Italians are known to have dinner quite late in the evening. To tide them over, they will often have a pre-dinner drink, known as an “Aperitivo”.
Common drinks enjoyed as an aperitivo include Prosecco, wine or – particularly in the north of Italy – a Spritz.
As alcohol is typically not consumed in Italy without being accompanied by something to eat, drinks are normally served with something to nibble on. This may range from some olives and crisps to a more substantial spread of traditional Italian foods.
The lighter snacks are often bought to the table and included in the price of the drink. Where a greater range of foods are on offer, there may be a smörgåsbord set up.

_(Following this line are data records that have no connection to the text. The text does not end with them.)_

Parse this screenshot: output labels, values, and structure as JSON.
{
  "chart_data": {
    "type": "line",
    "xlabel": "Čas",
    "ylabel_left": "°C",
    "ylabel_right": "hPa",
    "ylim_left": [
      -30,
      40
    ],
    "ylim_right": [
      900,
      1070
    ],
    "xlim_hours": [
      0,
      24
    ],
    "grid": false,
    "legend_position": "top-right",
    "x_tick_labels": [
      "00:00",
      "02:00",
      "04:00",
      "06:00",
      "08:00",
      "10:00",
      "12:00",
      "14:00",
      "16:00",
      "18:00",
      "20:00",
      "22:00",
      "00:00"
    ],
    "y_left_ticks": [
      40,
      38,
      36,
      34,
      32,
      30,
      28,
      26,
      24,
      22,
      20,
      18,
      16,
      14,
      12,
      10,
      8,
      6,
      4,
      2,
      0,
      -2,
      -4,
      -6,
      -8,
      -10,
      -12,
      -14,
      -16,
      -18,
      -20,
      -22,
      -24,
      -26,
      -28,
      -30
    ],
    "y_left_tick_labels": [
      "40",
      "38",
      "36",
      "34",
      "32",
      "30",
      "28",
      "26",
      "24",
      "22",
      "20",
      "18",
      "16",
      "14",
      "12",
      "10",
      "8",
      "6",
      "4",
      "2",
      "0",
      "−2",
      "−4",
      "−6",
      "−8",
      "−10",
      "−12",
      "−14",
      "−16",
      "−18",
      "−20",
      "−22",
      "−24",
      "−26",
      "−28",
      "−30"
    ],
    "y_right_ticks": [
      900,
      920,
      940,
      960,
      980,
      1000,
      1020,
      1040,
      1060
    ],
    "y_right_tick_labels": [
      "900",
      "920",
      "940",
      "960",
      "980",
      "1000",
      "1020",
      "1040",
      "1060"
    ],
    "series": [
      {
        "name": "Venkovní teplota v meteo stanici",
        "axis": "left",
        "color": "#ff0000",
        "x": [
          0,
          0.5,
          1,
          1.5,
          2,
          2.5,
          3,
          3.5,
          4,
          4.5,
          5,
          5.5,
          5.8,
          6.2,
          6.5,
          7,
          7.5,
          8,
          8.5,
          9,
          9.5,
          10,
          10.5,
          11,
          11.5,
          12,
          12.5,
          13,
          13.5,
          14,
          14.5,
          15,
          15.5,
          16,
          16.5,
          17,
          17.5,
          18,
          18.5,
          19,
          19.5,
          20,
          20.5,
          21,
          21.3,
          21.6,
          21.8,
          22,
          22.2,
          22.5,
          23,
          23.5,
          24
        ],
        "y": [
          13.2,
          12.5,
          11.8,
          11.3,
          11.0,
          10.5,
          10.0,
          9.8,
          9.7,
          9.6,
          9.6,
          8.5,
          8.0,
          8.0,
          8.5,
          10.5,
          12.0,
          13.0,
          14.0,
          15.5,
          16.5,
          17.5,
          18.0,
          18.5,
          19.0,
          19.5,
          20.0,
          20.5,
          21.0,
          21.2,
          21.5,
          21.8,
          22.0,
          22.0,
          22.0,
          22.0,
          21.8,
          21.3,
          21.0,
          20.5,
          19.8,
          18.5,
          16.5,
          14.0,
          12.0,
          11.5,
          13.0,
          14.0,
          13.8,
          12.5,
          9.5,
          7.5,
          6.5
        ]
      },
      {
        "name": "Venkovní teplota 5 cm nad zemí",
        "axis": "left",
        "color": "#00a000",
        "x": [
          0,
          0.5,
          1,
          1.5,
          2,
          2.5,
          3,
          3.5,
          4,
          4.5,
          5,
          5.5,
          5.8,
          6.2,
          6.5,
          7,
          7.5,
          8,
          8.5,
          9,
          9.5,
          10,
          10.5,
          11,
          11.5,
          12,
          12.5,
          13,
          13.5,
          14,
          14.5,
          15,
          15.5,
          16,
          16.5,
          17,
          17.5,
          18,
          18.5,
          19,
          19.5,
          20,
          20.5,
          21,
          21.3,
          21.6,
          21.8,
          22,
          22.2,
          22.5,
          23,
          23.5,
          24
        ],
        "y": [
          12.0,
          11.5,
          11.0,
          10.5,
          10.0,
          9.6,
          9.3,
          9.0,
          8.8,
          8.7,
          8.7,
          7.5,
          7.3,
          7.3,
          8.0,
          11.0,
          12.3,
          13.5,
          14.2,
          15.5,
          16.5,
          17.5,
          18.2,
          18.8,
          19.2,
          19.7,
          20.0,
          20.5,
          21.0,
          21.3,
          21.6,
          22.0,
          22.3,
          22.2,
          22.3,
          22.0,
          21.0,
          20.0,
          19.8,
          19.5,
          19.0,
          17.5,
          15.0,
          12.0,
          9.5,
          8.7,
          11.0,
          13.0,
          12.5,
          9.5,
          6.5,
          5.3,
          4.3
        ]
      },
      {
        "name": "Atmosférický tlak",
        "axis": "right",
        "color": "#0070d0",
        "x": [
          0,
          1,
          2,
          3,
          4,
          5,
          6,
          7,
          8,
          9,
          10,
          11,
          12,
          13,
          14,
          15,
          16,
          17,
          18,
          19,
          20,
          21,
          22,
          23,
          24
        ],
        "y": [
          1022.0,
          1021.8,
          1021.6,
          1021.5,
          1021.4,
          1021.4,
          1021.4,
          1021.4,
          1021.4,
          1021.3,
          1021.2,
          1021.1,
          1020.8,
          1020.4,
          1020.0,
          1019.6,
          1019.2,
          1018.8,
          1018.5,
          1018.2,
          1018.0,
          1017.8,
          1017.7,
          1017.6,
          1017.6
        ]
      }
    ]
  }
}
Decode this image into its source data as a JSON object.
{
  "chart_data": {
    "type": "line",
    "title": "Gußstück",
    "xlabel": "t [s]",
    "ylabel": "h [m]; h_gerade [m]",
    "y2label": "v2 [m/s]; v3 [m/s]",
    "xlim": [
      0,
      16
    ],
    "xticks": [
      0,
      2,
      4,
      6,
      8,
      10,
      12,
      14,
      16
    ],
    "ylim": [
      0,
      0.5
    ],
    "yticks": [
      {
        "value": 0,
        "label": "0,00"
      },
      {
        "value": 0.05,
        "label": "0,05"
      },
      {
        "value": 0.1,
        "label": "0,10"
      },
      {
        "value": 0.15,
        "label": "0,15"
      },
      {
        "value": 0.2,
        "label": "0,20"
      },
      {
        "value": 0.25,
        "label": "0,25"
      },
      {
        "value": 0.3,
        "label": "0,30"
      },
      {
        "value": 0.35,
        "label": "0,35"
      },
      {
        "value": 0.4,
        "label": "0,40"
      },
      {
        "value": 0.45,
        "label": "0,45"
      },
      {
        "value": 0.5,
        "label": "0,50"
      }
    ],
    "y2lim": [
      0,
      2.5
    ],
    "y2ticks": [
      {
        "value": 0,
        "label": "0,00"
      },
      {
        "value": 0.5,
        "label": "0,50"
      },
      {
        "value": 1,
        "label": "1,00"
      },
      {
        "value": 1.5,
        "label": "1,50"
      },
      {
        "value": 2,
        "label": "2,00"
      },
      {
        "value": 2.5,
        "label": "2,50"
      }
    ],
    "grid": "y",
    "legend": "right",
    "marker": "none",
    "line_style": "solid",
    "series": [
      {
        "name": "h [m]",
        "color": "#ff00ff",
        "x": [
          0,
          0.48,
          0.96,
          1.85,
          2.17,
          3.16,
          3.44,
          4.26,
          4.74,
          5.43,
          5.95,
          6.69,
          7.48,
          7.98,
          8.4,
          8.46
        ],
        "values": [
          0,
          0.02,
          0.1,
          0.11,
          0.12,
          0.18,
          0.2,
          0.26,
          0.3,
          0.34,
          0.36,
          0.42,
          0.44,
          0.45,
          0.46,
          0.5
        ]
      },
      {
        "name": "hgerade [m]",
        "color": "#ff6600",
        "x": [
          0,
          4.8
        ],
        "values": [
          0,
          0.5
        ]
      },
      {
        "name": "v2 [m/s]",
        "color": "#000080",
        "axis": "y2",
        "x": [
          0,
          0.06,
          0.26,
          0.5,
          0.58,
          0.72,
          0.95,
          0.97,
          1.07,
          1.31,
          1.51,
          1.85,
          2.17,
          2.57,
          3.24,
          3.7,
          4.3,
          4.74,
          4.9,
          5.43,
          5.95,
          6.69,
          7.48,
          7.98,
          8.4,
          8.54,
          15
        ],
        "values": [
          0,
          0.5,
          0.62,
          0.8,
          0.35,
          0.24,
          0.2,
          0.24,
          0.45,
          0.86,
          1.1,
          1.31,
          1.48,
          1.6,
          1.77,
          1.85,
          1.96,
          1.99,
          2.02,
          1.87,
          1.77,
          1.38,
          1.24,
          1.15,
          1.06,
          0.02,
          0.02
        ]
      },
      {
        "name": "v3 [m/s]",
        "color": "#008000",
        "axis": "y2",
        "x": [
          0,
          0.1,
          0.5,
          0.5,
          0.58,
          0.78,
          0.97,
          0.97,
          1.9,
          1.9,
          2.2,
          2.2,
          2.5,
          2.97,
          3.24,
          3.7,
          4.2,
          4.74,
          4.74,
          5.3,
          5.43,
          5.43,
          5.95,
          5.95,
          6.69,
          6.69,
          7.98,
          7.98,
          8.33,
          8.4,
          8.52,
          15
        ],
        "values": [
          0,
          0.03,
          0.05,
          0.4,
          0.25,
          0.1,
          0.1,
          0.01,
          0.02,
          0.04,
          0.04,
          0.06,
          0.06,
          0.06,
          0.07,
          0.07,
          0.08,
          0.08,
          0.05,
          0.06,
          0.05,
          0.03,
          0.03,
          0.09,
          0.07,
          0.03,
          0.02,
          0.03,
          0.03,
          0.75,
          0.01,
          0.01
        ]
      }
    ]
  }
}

It is becoming quite common to see advertisements for “Apericena”, which is a cross between an aperitivo and dinner. With ‘cena’ being the Italian word for dinner, the word Apericena is thus kind of like what brunch is to breakfast and lunch. In this case, the cost of the first drink may be slightly higher.
If you have had a big lunch, a good aperitivo or an apericena is a great way to have a light snack in the evening and skip dinner – not to mention offering a great opportunity to mingle with the locals.
Local coffee shops will usually offer aperitivo from around 7-9pm, after which most locals will be off enjoying dinner. During the warmer months, it is lovely to find a coffee shop or bar in a picturesque piazza where you can sit and enjoy a side of people-watching with your aperitivo.